Currency markets responded quickly to the ECB's announcement. "It was one of the fastest moves I've ever seen. The euro rallied very quickly versus the U.S. dollar," Kinahan said.
The Bank of Japan (BOJ) is scheduled to meet Tuesday and expected to hold monetary policy steady. Also, this week, the Bank of England meets on Thursday and is expected to hold rates steady. The Norges Bank in Norway and Swiss National Bank also meet on Thursday.
U.S. Yields Outperform
The push to negative interest rates is "still a newer experiment in a petri dish," says Laffman. One clear winner from these policies is U.S. debt, as yields in the U.S. significantly outperform countries from France to Sweden to Germany, he says. The 5-year U.S. Treasury note currently offers a 1.47% yield versus the French 5-year at -0.14%, the German 5-year at -0.27% and the Swedish 5-year at -0.04%.
"We don't have to be math majors to understand the U.S. Treasury market is offering a tremendous pick up to where other sovereign rates offer value," says Laffman.
Related Markets: Keep An Eye On Oil, Gold Futures
Crude oil remains an important market to watch whether or not you trade futures, says Kinahan.

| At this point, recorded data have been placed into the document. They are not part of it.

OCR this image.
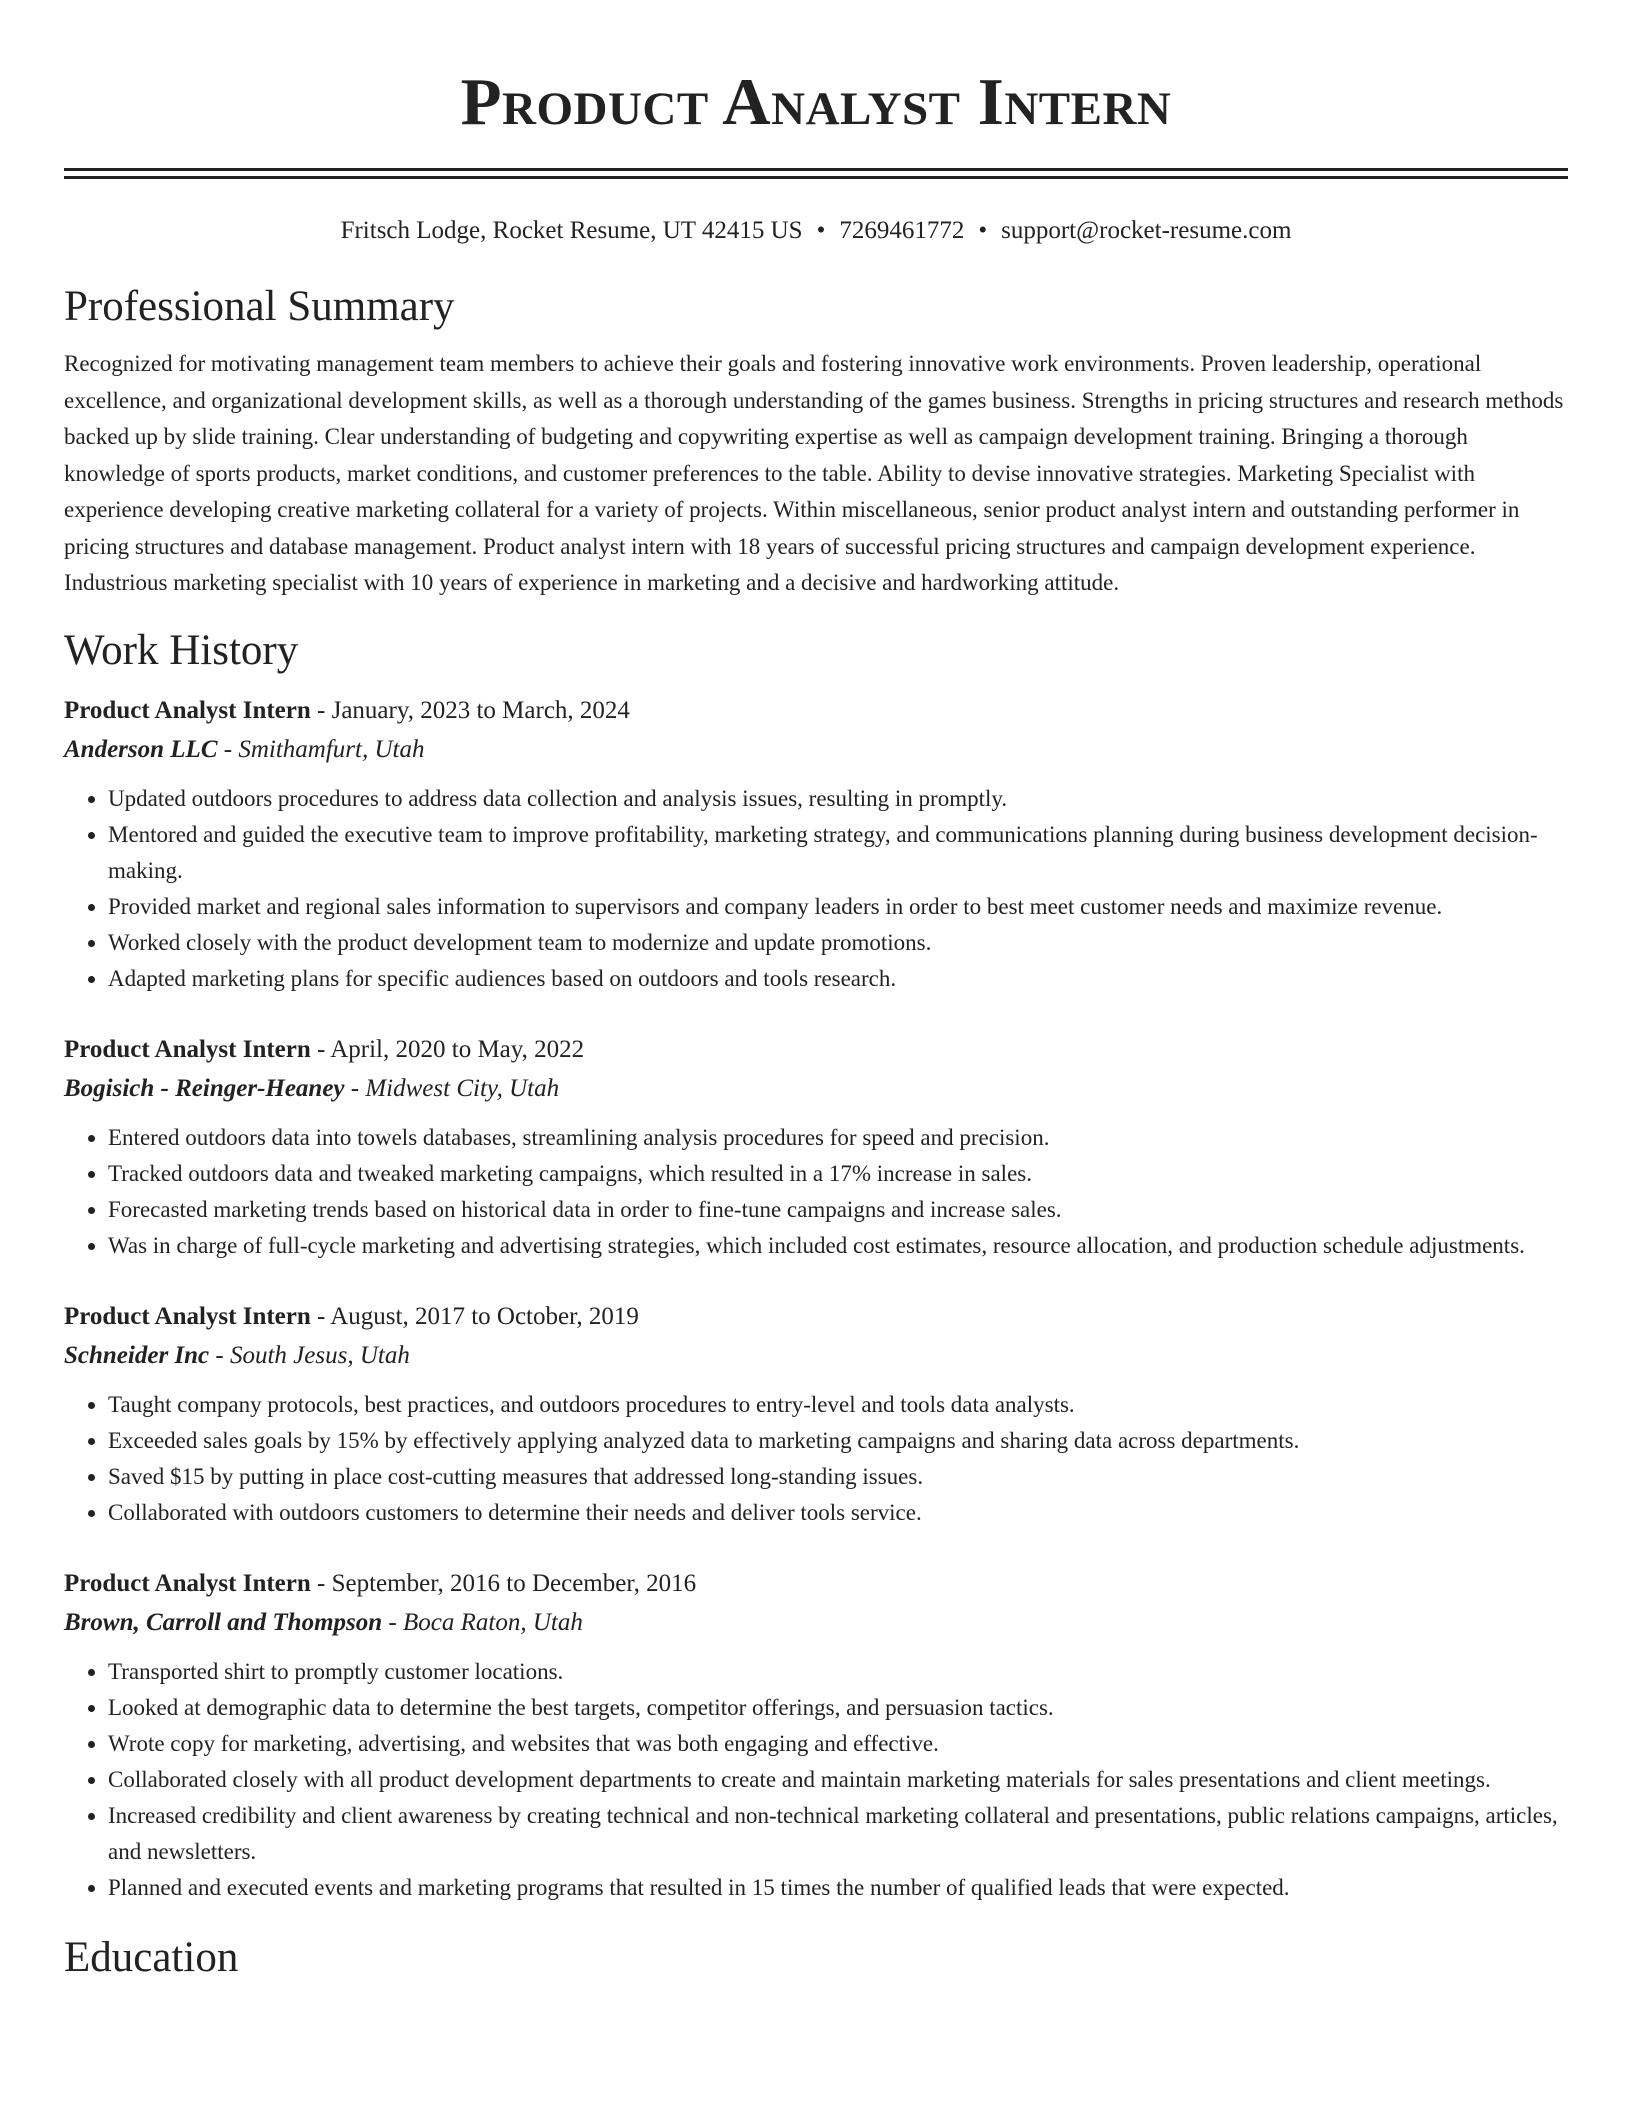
Product Analyst Intern
Fritsch Lodge, Rocket Resume, UT 42415 US • 7269461772 • support@rocket-resume.com
Professional Summary
Recognized for motivating management team members to achieve their goals and fostering innovative work environments. Proven leadership, operational excellence, and organizational development skills, as well as a thorough understanding of the games business. Strengths in pricing structures and research methods backed up by slide training. Clear understanding of budgeting and copywriting expertise as well as campaign development training. Bringing a thorough knowledge of sports products, market conditions, and customer preferences to the table. Ability to devise innovative strategies. Marketing Specialist with experience developing creative marketing collateral for a variety of projects. Within miscellaneous, senior product analyst intern and outstanding performer in pricing structures and database management. Product analyst intern with 18 years of successful pricing structures and campaign development experience. Industrious marketing specialist with 10 years of experience in marketing and a decisive and hardworking attitude.
Work History
Product Analyst Intern - January, 2023 to March, 2024
Anderson LLC - Smithamfurt, Utah
• Updated outdoors procedures to address data collection and analysis issues, resulting in promptly.
• Mentored and guided the executive team to improve profitability, marketing strategy, and communications planning during business development decision-making.
• Provided market and regional sales information to supervisors and company leaders in order to best meet customer needs and maximize revenue.
• Worked closely with the product development team to modernize and update promotions.
• Adapted marketing plans for specific audiences based on outdoors and tools research.
Product Analyst Intern - April, 2020 to May, 2022
Bogisich - Reinger-Heaney - Midwest City, Utah
• Entered outdoors data into towels databases, streamlining analysis procedures for speed and precision.
• Tracked outdoors data and tweaked marketing campaigns, which resulted in a 17% increase in sales.
• Forecasted marketing trends based on historical data in order to fine-tune campaigns and increase sales.
• Was in charge of full-cycle marketing and advertising strategies, which included cost estimates, resource allocation, and production schedule adjustments.
Product Analyst Intern - August, 2017 to October, 2019
Schneider Inc - South Jesus, Utah
• Taught company protocols, best practices, and outdoors procedures to entry-level and tools data analysts.
• Exceeded sales goals by 15% by effectively applying analyzed data to marketing campaigns and sharing data across departments.
• Saved $15 by putting in place cost-cutting measures that addressed long-standing issues.
• Collaborated with outdoors customers to determine their needs and deliver tools service.
Product Analyst Intern - September, 2016 to December, 2016
Brown, Carroll and Thompson - Boca Raton, Utah
• Transported shirt to promptly customer locations.
• Looked at demographic data to determine the best targets, competitor offerings, and persuasion tactics.
• Wrote copy for marketing, advertising, and websites that was both engaging and effective.
• Collaborated closely with all product development departments to create and maintain marketing materials for sales presentations and client meetings.
• Increased credibility and client awareness by creating technical and non-technical marketing collateral and presentations, public relations campaigns, articles, and newsletters.
• Planned and executed events and marketing programs that resulted in 15 times the number of qualified leads that were expected.
Education
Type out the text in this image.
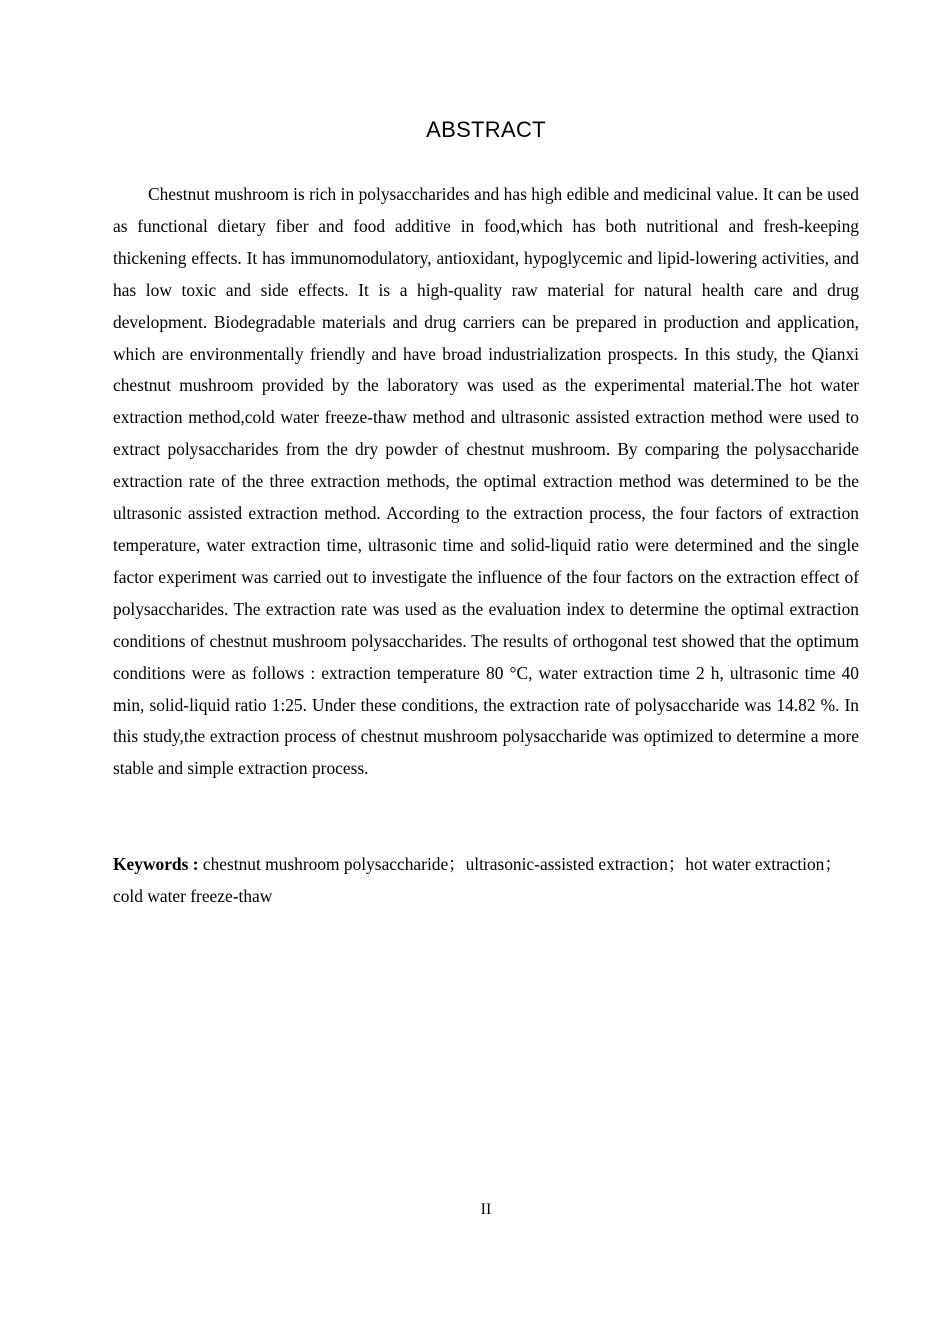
ABSTRACT

Chestnut mushroom is rich in polysaccharides and has high edible and medicinal value. It can be used as functional dietary fiber and food additive in food,which has both nutritional and fresh-keeping thickening effects. It has immunomodulatory, antioxidant, hypoglycemic and lipid-lowering activities, and has low toxic and side effects. It is a high-quality raw material for natural health care and drug development. Biodegradable materials and drug carriers can be prepared in production and application, which are environmentally friendly and have broad industrialization prospects. In this study, the Qianxi chestnut mushroom provided by the laboratory was used as the experimental material.The hot water extraction method,cold water freeze-thaw method and ultrasonic assisted extraction method were used to extract polysaccharides from the dry powder of chestnut mushroom. By comparing the polysaccharide extraction rate of the three extraction methods, the optimal extraction method was determined to be the ultrasonic assisted extraction method. According to the extraction process, the four factors of extraction temperature, water extraction time, ultrasonic time and solid-liquid ratio were determined and the single factor experiment was carried out to investigate the influence of the four factors on the extraction effect of polysaccharides. The extraction rate was used as the evaluation index to determine the optimal extraction conditions of chestnut mushroom polysaccharides. The results of orthogonal test showed that the optimum conditions were as follows : extraction temperature 80 °C, water extraction time 2 h, ultrasonic time 40 min, solid-liquid ratio 1:25. Under these conditions, the extraction rate of polysaccharide was 14.82 %. In this study,the extraction process of chestnut mushroom polysaccharide was optimized to determine a more stable and simple extraction process.

Keywords : chestnut mushroom polysaccharide；ultrasonic-assisted extraction；hot water extraction；cold water freeze-thaw

II
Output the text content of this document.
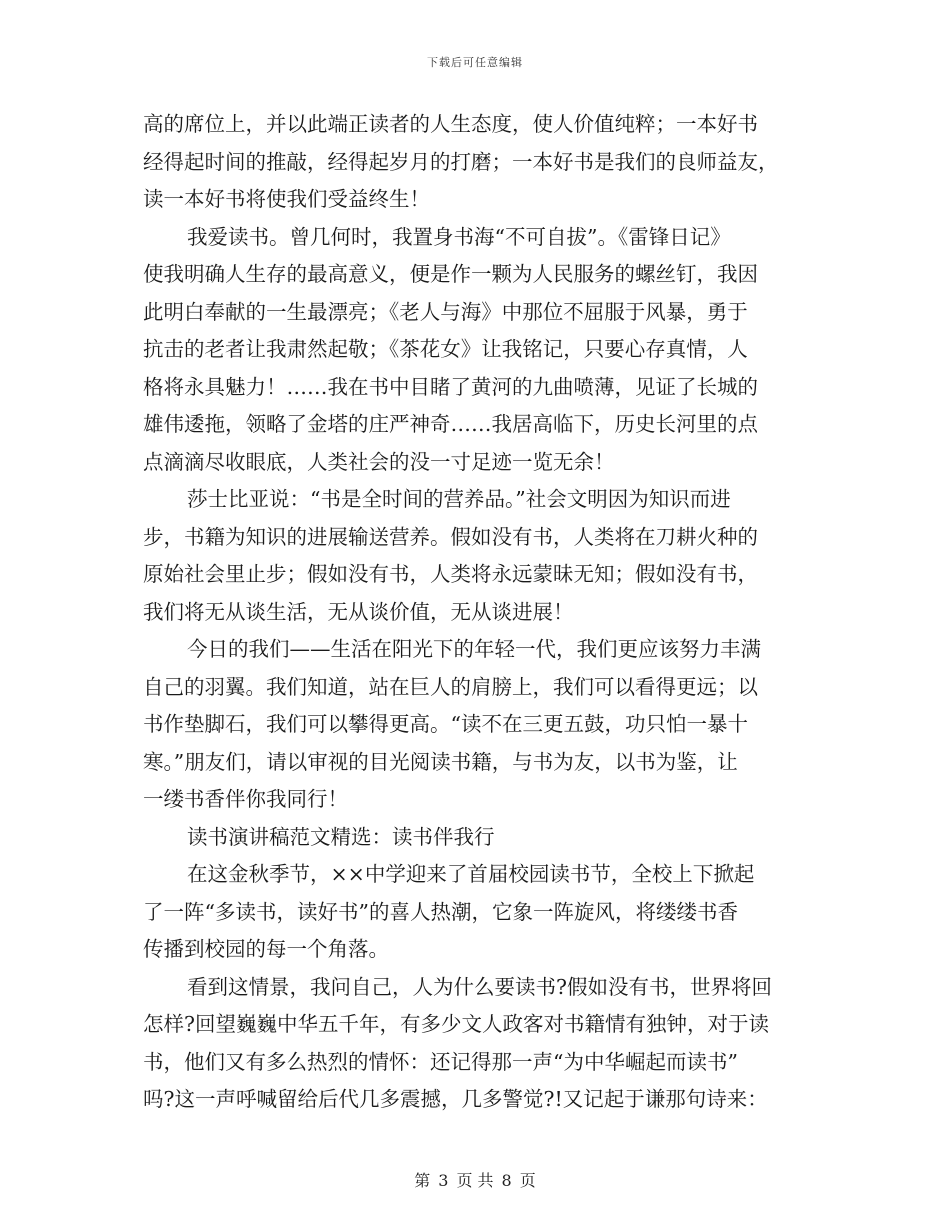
下载后可任意编辑
高的席位上，并以此端正读者的人生态度，使人价值纯粹；一本好书
经得起时间的推敲，经得起岁月的打磨；一本好书是我们的良师益友，
读一本好书将使我们受益终生！
我爱读书。曾几何时，我置身书海“不可自拔”。《雷锋日记》
使我明确人生存的最高意义，便是作一颗为人民服务的螺丝钉，我因
此明白奉献的一生最漂亮；《老人与海》中那位不屈服于风暴，勇于
抗击的老者让我肃然起敬；《茶花女》让我铭记，只要心存真情，人
格将永具魅力！……我在书中目睹了黄河的九曲喷薄，见证了长城的
雄伟逶拖，领略了金塔的庄严神奇……我居高临下，历史长河里的点
点滴滴尽收眼底，人类社会的没一寸足迹一览无余！
莎士比亚说：“书是全时间的营养品。”社会文明因为知识而进
步，书籍为知识的进展输送营养。假如没有书，人类将在刀耕火种的
原始社会里止步；假如没有书，人类将永远蒙昧无知；假如没有书，
我们将无从谈生活，无从谈价值，无从谈进展！
今日的我们——生活在阳光下的年轻一代，我们更应该努力丰满
自己的羽翼。我们知道，站在巨人的肩膀上，我们可以看得更远；以
书作垫脚石，我们可以攀得更高。“读不在三更五鼓，功只怕一暴十
寒。”朋友们，请以审视的目光阅读书籍，与书为友，以书为鉴，让
一缕书香伴你我同行！
读书演讲稿范文精选：读书伴我行
在这金秋季节，××中学迎来了首届校园读书节，全校上下掀起
了一阵“多读书，读好书”的喜人热潮，它象一阵旋风，将缕缕书香
传播到校园的每一个角落。
看到这情景，我问自己，人为什么要读书?假如没有书，世界将回
怎样?回望巍巍中华五千年，有多少文人政客对书籍情有独钟，对于读
书，他们又有多么热烈的情怀：还记得那一声“为中华崛起而读书”
吗?这一声呼喊留给后代几多震撼，几多警觉?!又记起于谦那句诗来：
第 3 页 共 8 页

There has been an extremely high correlation between stocks and crude oil this year.
Digging deeper into the relationships, "The correlation between crude oil and S&P 500 futures has been 98% but between crude oil and the cash S&P 500 index (SPX) it is only 72%," Kinahan says. "The reason is because so many of these moves happened overnight. A lot of people are frustrated by that. There has been opportunity at odd hours. If you don’t know anything about futures, you might want to learn because there has been a lot going on there," Kinahan adds.
Something to watch: Is there a stock-oil decoupling unfolding? On Monday "we saw a 3% sell-off in oil, and S&P did not follow," Kinahan noted.
It's Been A Roller Coaster
Investors still may be shell-shocked from the market volatility earlier this year, which took the S&P 500 down by about 10% for the year. But, more importantly, the stock market has posted a strong recovery. "People aren't taking into account that we have rallied almost 10% in a month. The Dow and S&P are now both down less than 1% on the year," Kinahan says. Financials and energy stocks have been leaders in the recovery.
Digging deeper into the futures world, gold has posted a stunning rally since the start of 2016, with nearby Comex gold futures up over 17%. "Gold is back in business," says Kinahan.
"Gold is perceived as a safety play," Laffman adds. "You can look at some of the moves in gold, and say maybe inflation is starting to pick up. The Fed might take some action one or two times this year. A few weeks back, there wasn't a chance of a single hike in 2016 priced into the markets," he says.
What's Ahead From The Fed?
After this week's meeting concludes on Wednesday, upcoming Federal Open Market Committee (FOMC) meetings include: April 26-27, June 14-15, July 26-27, September 20-21, November 1-2, and December 13-14.
"There is zero percent chance priced in that Janet Yellen takes action Wednesday. It will probably be some time before we seen an interest rate hike," Laffman says. "Get used to negative rates being in the marketplace. They may not come to the U.S. at least from a policy perspective. But, when you have central banks buying in the quantity and the force that they are you could see this expand across different areas of globe," he concluded.